De Malendriesstraat aan de kant van Lubbeek

Het Hof ten Male en de andere huizen van het gehucht Malendries, gelegen in het westen van Kerkom, hebben er precies altijd gestaan: ze ogen tijdloos. Er is een café met kruidenierswinkel en een landbouwer verkoopt zaden en meststoffen. Voor andere benodigdheden en diensten moeten de buurtbewoners naar het dorp. Daar vinden ze school en kerk, bakker en slager, fietsenmaker en molenaar, en nog enkele andere kleinhandelaars en cafés.

De afstand tussen ons huis en de gemeenteschool overbruggen we met de fiets via de huidige Malendriesstraat (samenvoeging van Lubbeekstraat en Dorpsstraat, 1971). De terugkeer om twaalf en om vier uur gebeurt meestal in snelle vaart. Reden we koers, knaagden honger en dorst of wilden we thuis nog zo lang mogelijk spelen?
Tijdens een hevige regenbui, al fietsend met mijn hoofd naar beneden, knal ik tegen een stilstaande bierwagen aan. Ik hoor en voel de slag tegen mijn hoofd en blijf enkele seconden liggen alvorens voort te rijden. Ondertussen brengt buurjongen Roger ‘van Claes’ bij ons thuis de tijding dat ik (half)dood op straat lig. De opluchting is er groot wanneer ik even later het erf op rijd.

Kerkom ligt niet aan een hoofdweg of grote steenweg. De Malendriesstraat van de jaren vijftig, een macadamweg, wordt dan ook vooral bereden door boerenkarren en fietsers. Af en toe passeert een auto, maar dat houdt ons als spelende kinderen nog niet van de straat. Pakjes verbonden aan een koord leggen we op de weg en vanachter de haag liggen we op de loer. Op lome zondagmiddagen kijken we er uit naar de ijskar, die maar langzaam in onze richting komt aangereden – het is dan drie uur.

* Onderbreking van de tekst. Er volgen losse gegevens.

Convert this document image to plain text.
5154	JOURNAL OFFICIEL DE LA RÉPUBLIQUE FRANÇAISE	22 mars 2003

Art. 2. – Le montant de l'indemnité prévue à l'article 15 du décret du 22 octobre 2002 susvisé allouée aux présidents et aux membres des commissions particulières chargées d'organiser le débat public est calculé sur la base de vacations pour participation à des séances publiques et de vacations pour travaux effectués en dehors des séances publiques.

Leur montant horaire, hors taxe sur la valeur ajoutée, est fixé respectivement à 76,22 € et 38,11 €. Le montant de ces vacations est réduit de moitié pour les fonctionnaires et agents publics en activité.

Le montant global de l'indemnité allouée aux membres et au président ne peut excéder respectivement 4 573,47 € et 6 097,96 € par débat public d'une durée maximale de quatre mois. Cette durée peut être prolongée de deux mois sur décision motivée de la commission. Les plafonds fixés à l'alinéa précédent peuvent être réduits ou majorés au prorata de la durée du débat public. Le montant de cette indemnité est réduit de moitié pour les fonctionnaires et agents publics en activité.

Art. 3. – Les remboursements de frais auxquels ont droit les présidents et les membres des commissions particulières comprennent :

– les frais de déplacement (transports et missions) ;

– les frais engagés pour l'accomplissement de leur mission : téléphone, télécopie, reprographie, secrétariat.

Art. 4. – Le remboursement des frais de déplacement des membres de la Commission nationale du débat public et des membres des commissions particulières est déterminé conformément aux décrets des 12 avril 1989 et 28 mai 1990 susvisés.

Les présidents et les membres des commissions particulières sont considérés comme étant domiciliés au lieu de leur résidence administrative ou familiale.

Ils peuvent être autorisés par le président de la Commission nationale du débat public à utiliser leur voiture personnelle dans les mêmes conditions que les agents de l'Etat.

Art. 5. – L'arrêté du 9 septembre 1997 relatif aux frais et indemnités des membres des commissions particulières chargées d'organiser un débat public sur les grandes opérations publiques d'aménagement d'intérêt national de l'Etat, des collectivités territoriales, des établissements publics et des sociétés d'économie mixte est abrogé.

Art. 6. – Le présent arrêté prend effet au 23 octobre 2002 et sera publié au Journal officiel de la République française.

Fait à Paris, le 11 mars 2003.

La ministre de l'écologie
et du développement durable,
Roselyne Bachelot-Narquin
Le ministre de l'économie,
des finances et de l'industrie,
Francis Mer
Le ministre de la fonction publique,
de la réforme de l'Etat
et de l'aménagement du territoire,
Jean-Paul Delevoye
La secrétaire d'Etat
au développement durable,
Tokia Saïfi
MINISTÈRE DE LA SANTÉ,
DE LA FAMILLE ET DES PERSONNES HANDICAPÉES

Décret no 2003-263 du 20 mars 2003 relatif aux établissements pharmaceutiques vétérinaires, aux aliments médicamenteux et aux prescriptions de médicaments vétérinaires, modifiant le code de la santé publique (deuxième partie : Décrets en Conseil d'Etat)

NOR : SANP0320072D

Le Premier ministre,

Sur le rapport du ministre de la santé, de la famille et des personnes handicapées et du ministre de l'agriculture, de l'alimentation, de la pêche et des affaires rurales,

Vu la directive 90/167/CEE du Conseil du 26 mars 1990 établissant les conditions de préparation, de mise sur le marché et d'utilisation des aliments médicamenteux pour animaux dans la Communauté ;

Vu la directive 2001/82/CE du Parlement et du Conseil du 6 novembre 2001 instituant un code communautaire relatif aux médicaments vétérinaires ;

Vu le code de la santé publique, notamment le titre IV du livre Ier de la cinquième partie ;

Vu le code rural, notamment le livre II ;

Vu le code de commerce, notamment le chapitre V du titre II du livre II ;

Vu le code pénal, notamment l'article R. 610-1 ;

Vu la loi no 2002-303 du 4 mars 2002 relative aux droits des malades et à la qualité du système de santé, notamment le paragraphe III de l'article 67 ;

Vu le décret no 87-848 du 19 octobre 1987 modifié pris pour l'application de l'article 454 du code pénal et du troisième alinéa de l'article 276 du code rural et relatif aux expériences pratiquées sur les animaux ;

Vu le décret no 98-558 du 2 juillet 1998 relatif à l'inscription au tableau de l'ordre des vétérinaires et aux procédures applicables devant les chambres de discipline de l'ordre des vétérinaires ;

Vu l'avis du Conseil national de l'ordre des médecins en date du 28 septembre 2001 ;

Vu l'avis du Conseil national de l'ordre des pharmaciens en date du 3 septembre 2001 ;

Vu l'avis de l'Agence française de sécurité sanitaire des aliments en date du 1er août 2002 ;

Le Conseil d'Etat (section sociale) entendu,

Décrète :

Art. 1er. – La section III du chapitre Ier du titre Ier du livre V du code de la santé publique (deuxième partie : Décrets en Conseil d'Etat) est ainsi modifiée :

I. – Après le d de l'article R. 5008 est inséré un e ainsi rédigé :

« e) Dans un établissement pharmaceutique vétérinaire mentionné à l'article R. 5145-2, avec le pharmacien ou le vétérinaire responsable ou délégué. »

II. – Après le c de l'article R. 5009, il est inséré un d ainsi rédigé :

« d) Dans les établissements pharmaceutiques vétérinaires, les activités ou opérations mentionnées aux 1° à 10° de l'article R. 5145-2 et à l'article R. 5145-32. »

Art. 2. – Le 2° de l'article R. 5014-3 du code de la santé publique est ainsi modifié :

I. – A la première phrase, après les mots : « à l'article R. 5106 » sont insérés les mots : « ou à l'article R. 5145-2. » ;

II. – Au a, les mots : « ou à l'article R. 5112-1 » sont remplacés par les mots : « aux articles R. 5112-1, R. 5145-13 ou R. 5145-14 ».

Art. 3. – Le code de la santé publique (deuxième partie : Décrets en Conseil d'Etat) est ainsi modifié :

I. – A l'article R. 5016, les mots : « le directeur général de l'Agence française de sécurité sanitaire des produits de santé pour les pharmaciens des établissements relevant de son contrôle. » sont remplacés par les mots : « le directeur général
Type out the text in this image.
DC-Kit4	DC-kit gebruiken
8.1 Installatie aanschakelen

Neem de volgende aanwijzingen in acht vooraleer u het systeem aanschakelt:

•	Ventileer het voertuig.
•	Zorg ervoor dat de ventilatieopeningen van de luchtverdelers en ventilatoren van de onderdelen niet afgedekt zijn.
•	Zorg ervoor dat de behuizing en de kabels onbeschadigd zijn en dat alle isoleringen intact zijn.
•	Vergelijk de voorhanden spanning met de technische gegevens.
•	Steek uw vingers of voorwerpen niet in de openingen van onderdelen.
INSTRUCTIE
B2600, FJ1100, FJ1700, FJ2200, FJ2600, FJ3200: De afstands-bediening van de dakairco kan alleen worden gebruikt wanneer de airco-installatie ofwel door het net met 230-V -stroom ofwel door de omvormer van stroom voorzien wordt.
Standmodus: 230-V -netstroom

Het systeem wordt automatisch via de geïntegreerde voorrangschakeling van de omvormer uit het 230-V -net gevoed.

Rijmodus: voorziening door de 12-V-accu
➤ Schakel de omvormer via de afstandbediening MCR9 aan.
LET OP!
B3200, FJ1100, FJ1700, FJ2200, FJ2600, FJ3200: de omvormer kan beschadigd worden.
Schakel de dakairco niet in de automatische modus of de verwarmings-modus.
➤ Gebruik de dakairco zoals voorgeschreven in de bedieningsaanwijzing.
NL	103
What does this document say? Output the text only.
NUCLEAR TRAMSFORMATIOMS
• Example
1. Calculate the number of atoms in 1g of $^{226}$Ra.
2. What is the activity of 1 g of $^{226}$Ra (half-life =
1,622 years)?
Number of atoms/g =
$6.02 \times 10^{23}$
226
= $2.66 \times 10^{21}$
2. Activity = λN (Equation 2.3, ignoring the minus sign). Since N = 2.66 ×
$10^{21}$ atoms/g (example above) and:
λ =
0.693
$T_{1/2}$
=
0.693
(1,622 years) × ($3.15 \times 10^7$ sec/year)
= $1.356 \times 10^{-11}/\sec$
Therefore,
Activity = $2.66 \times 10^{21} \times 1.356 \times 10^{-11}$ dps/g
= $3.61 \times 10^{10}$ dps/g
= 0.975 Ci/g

Op diezelfde straat zie ik een paar keer de pastoor naar het huis van een zwaar zieke buur wandelen om het Heilig Oliesel toe te dienen. De stille wat gebogen priester vormt op die plaats een ongewoon beeld. Later hoor ik in de verte de doodsklok luiden – het leven is eindig.
Ook een bijzondere indruk op mij maakt de bidprocessie van de Kruisdagen (de drie dagen voor Hemelvaart), die Gods zegen vraagt over de vruchten van de aarde. Vanaf de Malendriesstraat komen de biddende gelovigen, met het kruis voorop, langs de toegangsgrille ons erf op. Ze verlaten het via de poort achteraan, gelegen tussen schuur en kippenhok, om het aarden wegje op te zoeken en zo door de velden terug naar de kerk te trekken. Miel Herroelen, de zoon van de onderwijzer en een dorpsgenoot die priester werd, vertelde me, niet lang voor zijn overlijden, dat hij zich die processiedoortocht nog goed herinnerde.

 

Spelen en ravotten binnen het hoevedomein

Huiswerk krijgen we nooit en papa en mama vragen ons ook niet om een of ander tekort bij te werken. Het schoolse leren gebeurt op school zodat er tijd zat is om te spelen. Broers en buurtkinderen zorgen ervoor dat ik altijd speelmakkers heb. Mijn vier jaar jongere broer Guido en ikzelf vormen daarbij de Jadonen, Albert en Luc de Lual-club. Broertje Wim laat zich later door beide als lid ‘inspeekselen’.
We wisten dat er ook meisjes bestonden – Paula bijvoorbeeld woonde dichtbij – maar ze behoorden niet echt tot onze jongenswereld, tenminste in en rond het Hof ten Male of op school. Blijkbaar waren zijzelf, ook al woonden ze wat verderaf, zich meer bewust van ons bestaan, zo vertelden enkelen me later als volwassen vrouwen.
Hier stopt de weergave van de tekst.